User involvement with both young people and parents in addition to professionals is crucial in the research project.
The project consists of three steps where we will
- explore existing collaborative practices what is perceived as barriers and promoting factors for collaboration? Physiotherapists, physical education teachers and pupils with their guardians will contribute with their experiences and ideas. It will be opened up for other relevant partners to contribute as well.
- develop a collaborative model to promote participation of young people with disabilities in physical education.
- test a collaborative model and evaluate the implementation and utility of this.
More about the project
Previous research has shown that many children and young people with disabilities have negative experiences with physical education.
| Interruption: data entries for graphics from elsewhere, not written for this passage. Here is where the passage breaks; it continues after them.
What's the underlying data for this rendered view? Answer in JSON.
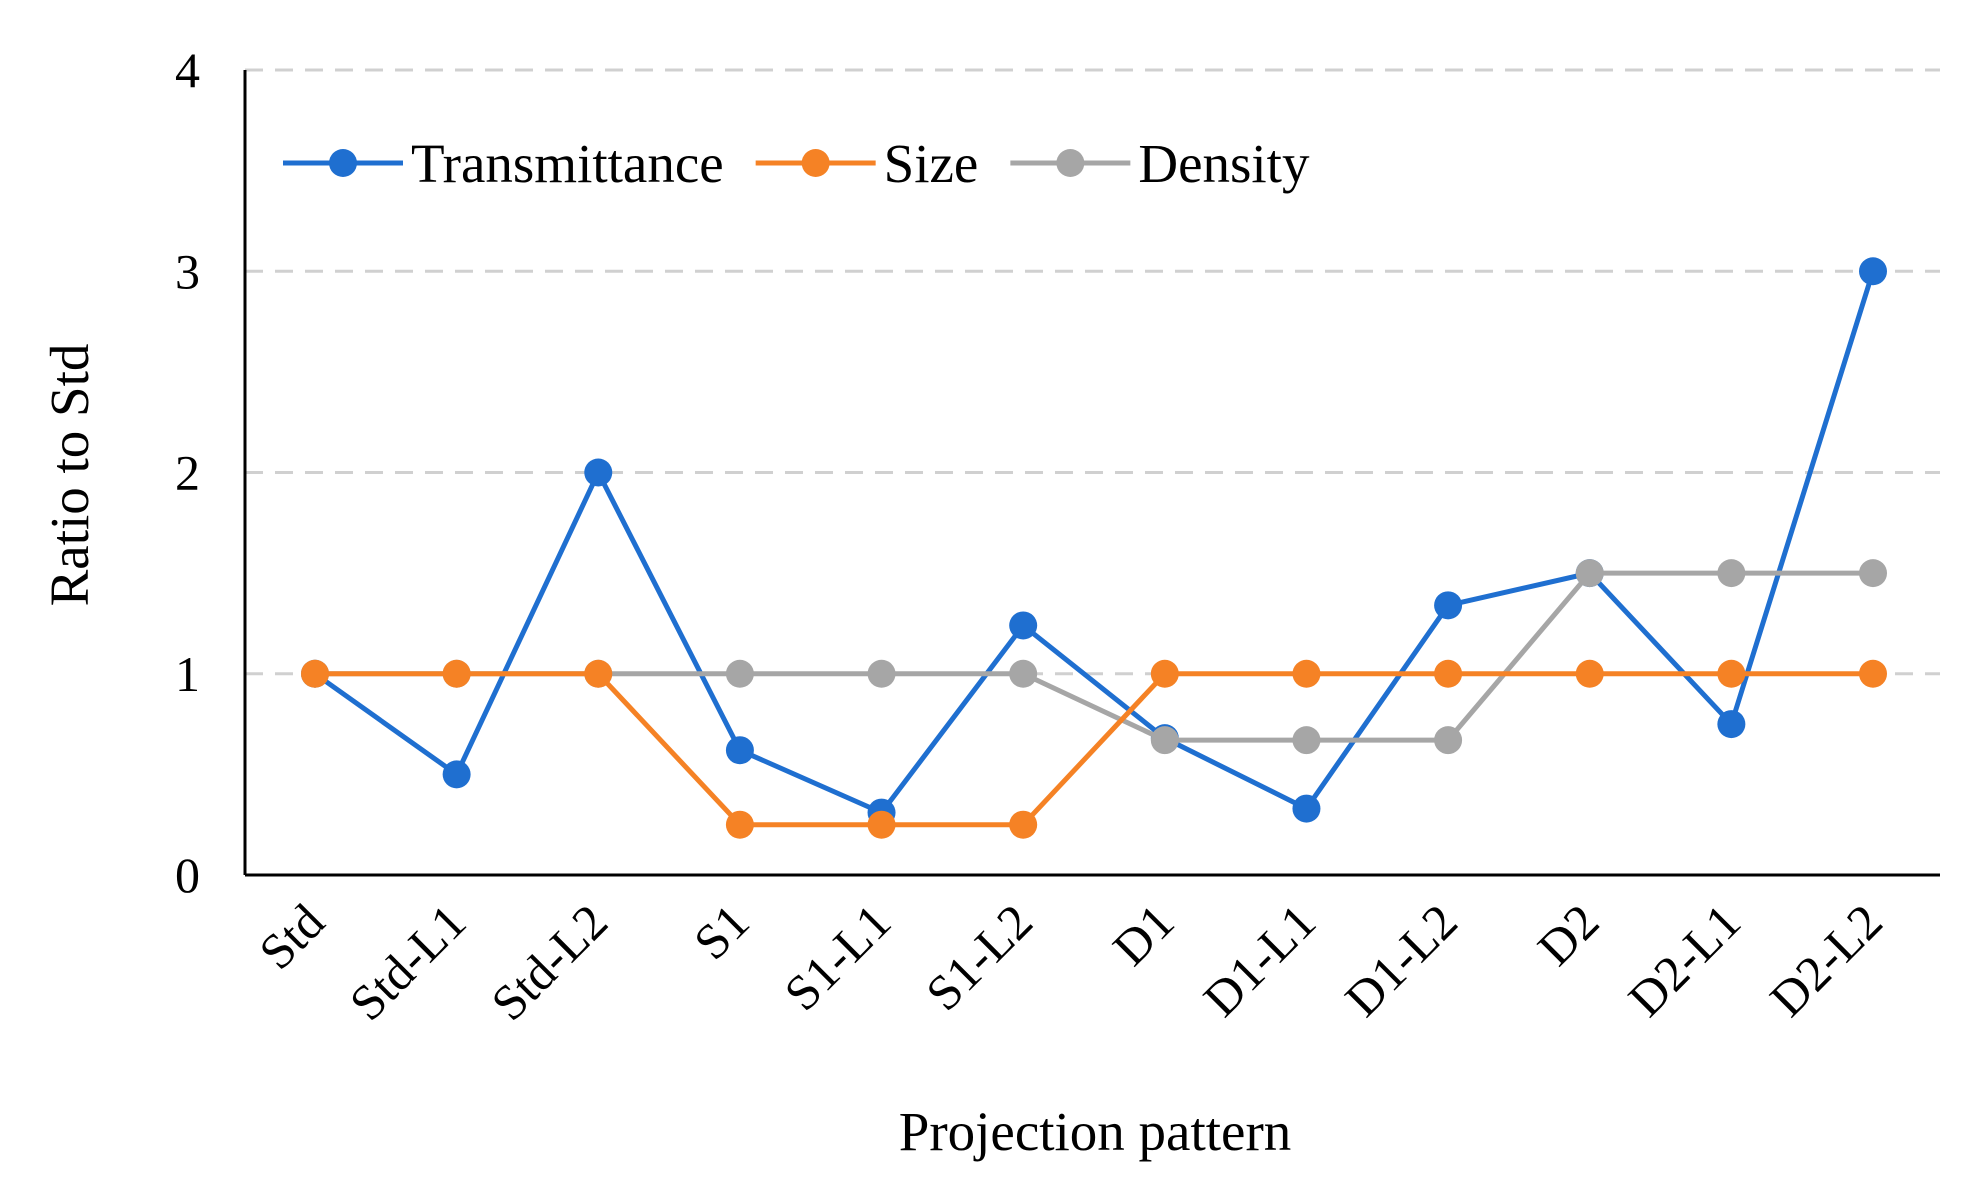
{
  "chart_data": {
    "type": "line",
    "title": "",
    "xlabel": "Projection pattern",
    "ylabel": "Ratio to Std",
    "ylim": [
      0,
      4
    ],
    "yticks": [
      "0",
      "1",
      "2",
      "3",
      "4"
    ],
    "ytick_values": [
      0,
      1,
      2,
      3,
      4
    ],
    "grid": true,
    "legend_position": "top-left",
    "categories": [
      "Std",
      "Std-L1",
      "Std-L2",
      "S1",
      "S1-L1",
      "S1-L2",
      "D1",
      "D1-L1",
      "D1-L2",
      "D2",
      "D2-L1",
      "D2-L2"
    ],
    "series": [
      {
        "name": "Transmittance",
        "color": "#1f6fd0",
        "values": [
          1,
          0.5,
          2,
          0.62,
          0.31,
          1.24,
          0.68,
          0.33,
          1.34,
          1.5,
          0.75,
          3
        ]
      },
      {
        "name": "Size",
        "color": "#f58225",
        "values": [
          1,
          1,
          1,
          0.25,
          0.25,
          0.25,
          1,
          1,
          1,
          1,
          1,
          1
        ]
      },
      {
        "name": "Density",
        "color": "#a6a6a6",
        "values": [
          1,
          1,
          1,
          1,
          1,
          1,
          0.67,
          0.67,
          0.67,
          1.5,
          1.5,
          1.5
        ]
      }
    ],
    "draw_order": [
      0,
      2,
      1
    ]
  }
}
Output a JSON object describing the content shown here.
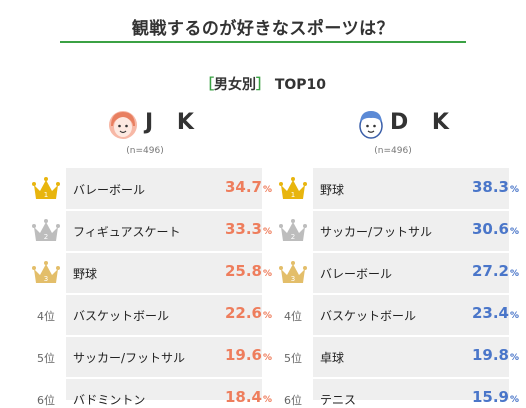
{
  "header": {
    "title": "観戦するのが好きなスポーツは？",
    "subtitle_open": "［",
    "subtitle_main": "男女別",
    "subtitle_close": "］",
    "subtitle_suffix": "TOP10"
  },
  "colors": {
    "green": "#3ba144",
    "jk": "#ee7d5c",
    "dk": "#4a76c9",
    "gold": "#e8b50e",
    "silver": "#bdbdbd",
    "bronze": "#e3be6a"
  },
  "chart_data": [
    {
      "type": "table",
      "group": "J K",
      "sample": "(n=496)",
      "unit": "%",
      "ranks": [
        "1",
        "2",
        "3",
        "4位",
        "5位",
        "6位"
      ],
      "categories": [
        "バレーボール",
        "フィギュアスケート",
        "野球",
        "バスケットボール",
        "サッカー/フットサル",
        "バドミントン"
      ],
      "values": [
        "34.7",
        "33.3",
        "25.8",
        "22.6",
        "19.6",
        "18.4"
      ]
    },
    {
      "type": "table",
      "group": "D K",
      "sample": "(n=496)",
      "unit": "%",
      "ranks": [
        "1",
        "2",
        "3",
        "4位",
        "5位",
        "6位"
      ],
      "categories": [
        "野球",
        "サッカー/フットサル",
        "バレーボール",
        "バスケットボール",
        "卓球",
        "テニス"
      ],
      "values": [
        "38.3",
        "30.6",
        "27.2",
        "23.4",
        "19.8",
        "15.9"
      ]
    }
  ]
}
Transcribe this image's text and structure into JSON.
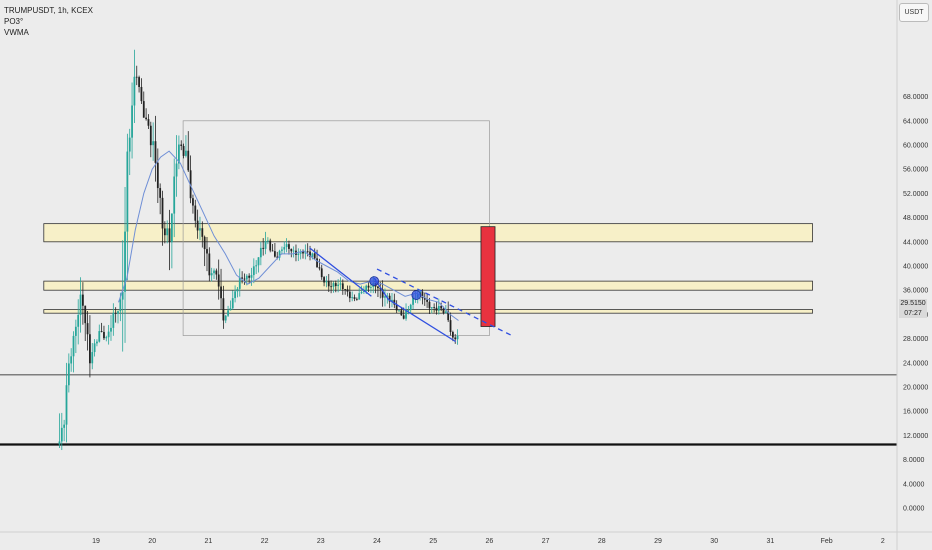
{
  "legend": {
    "symbol": "TRUMPUSDT, 1h, KCEX",
    "indicator1": "PO3°",
    "indicator2": "VWMA"
  },
  "currency_badge": "USDT",
  "price_tag": {
    "price": "29.5150",
    "countdown": "07:27"
  },
  "colors": {
    "up": "#26a69a",
    "down": "#222222",
    "zone_fill": "#f7f0c8",
    "zone_border": "#333333",
    "vwma": "#6f8fd6",
    "target": "#e8323f",
    "drawing": "#2f4fe0"
  },
  "chart_data": {
    "type": "candlestick",
    "ylim": [
      -2,
      76
    ],
    "y_ticks": [
      0,
      4,
      8,
      12,
      16,
      20,
      24,
      28,
      32,
      36,
      40,
      44,
      48,
      52,
      56,
      60,
      64,
      68
    ],
    "y_tick_labels": [
      "0.0000",
      "4.0000",
      "8.0000",
      "12.0000",
      "16.0000",
      "20.0000",
      "24.0000",
      "28.0000",
      "32.0000",
      "36.0000",
      "40.0000",
      "44.0000",
      "48.0000",
      "52.0000",
      "56.0000",
      "60.0000",
      "64.0000",
      "68.0000"
    ],
    "x_ticks": [
      "19",
      "20",
      "21",
      "22",
      "23",
      "24",
      "25",
      "26",
      "27",
      "28",
      "29",
      "30",
      "31",
      "Feb",
      "2"
    ],
    "close_path": [
      [
        18.35,
        10.5
      ],
      [
        18.5,
        24
      ],
      [
        18.6,
        27
      ],
      [
        18.75,
        34
      ],
      [
        18.9,
        26
      ],
      [
        19.05,
        29
      ],
      [
        19.2,
        27
      ],
      [
        19.3,
        32
      ],
      [
        19.45,
        35
      ],
      [
        19.6,
        60
      ],
      [
        19.72,
        72
      ],
      [
        19.85,
        66
      ],
      [
        19.95,
        63
      ],
      [
        20.1,
        52
      ],
      [
        20.2,
        45
      ],
      [
        20.3,
        47
      ],
      [
        20.45,
        60
      ],
      [
        20.6,
        57
      ],
      [
        20.75,
        49
      ],
      [
        20.9,
        45
      ],
      [
        21.0,
        38
      ],
      [
        21.15,
        39
      ],
      [
        21.3,
        32
      ],
      [
        21.45,
        34
      ],
      [
        21.6,
        38
      ],
      [
        21.75,
        39
      ],
      [
        21.9,
        41
      ],
      [
        22.05,
        44
      ],
      [
        22.2,
        42
      ],
      [
        22.35,
        43
      ],
      [
        22.5,
        42
      ],
      [
        22.7,
        43
      ],
      [
        22.85,
        41
      ],
      [
        23.0,
        38.5
      ],
      [
        23.2,
        37
      ],
      [
        23.4,
        36
      ],
      [
        23.6,
        35
      ],
      [
        23.85,
        36
      ],
      [
        24.0,
        37.5
      ],
      [
        24.15,
        35
      ],
      [
        24.3,
        33
      ],
      [
        24.45,
        32
      ],
      [
        24.6,
        34
      ],
      [
        24.75,
        35
      ],
      [
        24.9,
        34
      ],
      [
        25.1,
        33
      ],
      [
        25.25,
        31
      ],
      [
        25.35,
        28
      ],
      [
        25.45,
        29.5
      ]
    ],
    "vwma_path": [
      [
        19.4,
        34
      ],
      [
        19.55,
        38
      ],
      [
        19.7,
        46
      ],
      [
        19.85,
        52
      ],
      [
        20.0,
        56
      ],
      [
        20.15,
        58
      ],
      [
        20.3,
        59
      ],
      [
        20.5,
        57
      ],
      [
        20.7,
        53
      ],
      [
        20.9,
        49
      ],
      [
        21.1,
        45
      ],
      [
        21.3,
        42
      ],
      [
        21.5,
        38.5
      ],
      [
        21.7,
        37
      ],
      [
        21.9,
        38
      ],
      [
        22.1,
        40
      ],
      [
        22.3,
        42
      ],
      [
        22.5,
        42
      ],
      [
        22.7,
        42.5
      ],
      [
        22.9,
        41
      ],
      [
        23.1,
        40
      ],
      [
        23.3,
        39
      ],
      [
        23.5,
        37.5
      ],
      [
        23.7,
        37
      ],
      [
        23.9,
        37.5
      ],
      [
        24.1,
        37
      ],
      [
        24.3,
        36
      ],
      [
        24.5,
        35
      ],
      [
        24.7,
        35.5
      ],
      [
        24.9,
        34.5
      ],
      [
        25.1,
        34
      ],
      [
        25.3,
        32
      ],
      [
        25.45,
        31
      ]
    ],
    "zones": [
      {
        "y_low": 44,
        "y_high": 47,
        "x_start": 18.0,
        "x_end": 31.75
      },
      {
        "y_low": 36,
        "y_high": 37.5,
        "x_start": 18.0,
        "x_end": 31.75
      },
      {
        "y_low": 32.2,
        "y_high": 32.8,
        "x_start": 18.0,
        "x_end": 31.75
      }
    ],
    "horizontal_lines": [
      {
        "y": 22,
        "weight": "thin"
      },
      {
        "y": 10.5,
        "weight": "thick"
      }
    ],
    "range_box": {
      "x_start": 20.55,
      "x_end": 26.0,
      "y_low": 28.5,
      "y_high": 64
    },
    "target_bar": {
      "x_start": 25.85,
      "x_end": 26.1,
      "y_low": 30,
      "y_high": 46.5
    },
    "trend_lines": [
      {
        "from": [
          22.8,
          43
        ],
        "to": [
          23.9,
          35
        ],
        "style": "solid"
      },
      {
        "from": [
          23.95,
          38
        ],
        "to": [
          24.2,
          34.5
        ],
        "style": "solid"
      },
      {
        "from": [
          25.4,
          27.5
        ],
        "to": [
          24.2,
          34.5
        ],
        "style": "solid"
      },
      {
        "from": [
          24.0,
          39.5
        ],
        "to": [
          26.4,
          28.5
        ],
        "style": "dashed"
      }
    ],
    "markers": [
      {
        "x": 23.95,
        "y": 37.5
      },
      {
        "x": 24.7,
        "y": 35.2
      }
    ]
  }
}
They feel hindered from participating as much as they would like to, and excluded from the fellowship of their peers.
Such experiences can be detrimental in terms of social belonging, and negative for the students' current and future health.
Physical education represents a key subject that is supposed to promote activity and enjoyment of movement and contribute to a foundation for good activity habits further in life.
The project aims to generate knowledge about what physiotherapists, physical education teachers, pupils with their guardians and other relevant professions, perceive as promoting and inhibiting factors for collaboration, and explore their ideas for development of better collaborative practices.
Based on this knowledge, arrangements will be made for the parties involved to develop a model for collaboration on physical education in schools.
This model will be tested, and both the process and model will be evaluated. The project uses action research as a method.
Qualitative data will be collected in the form of interviews, observations of relevant activities, audio recordings of discussions, written material from various workshops and the researchers' field notes.
Co-creation will be the working model in the project.
The knowledge gained through the project and the collaborative model that will be developed and tested aim to promote participation and inclusion in physical education.
The results from the project can contribute with knowledge of importance to children and youth with disabilities.
The knowledge and the model may also have transfer value to other areas, and form the basis for development and improvement of similar collaborative practices across professions and positions, both in the municipalities and in the specialist health service.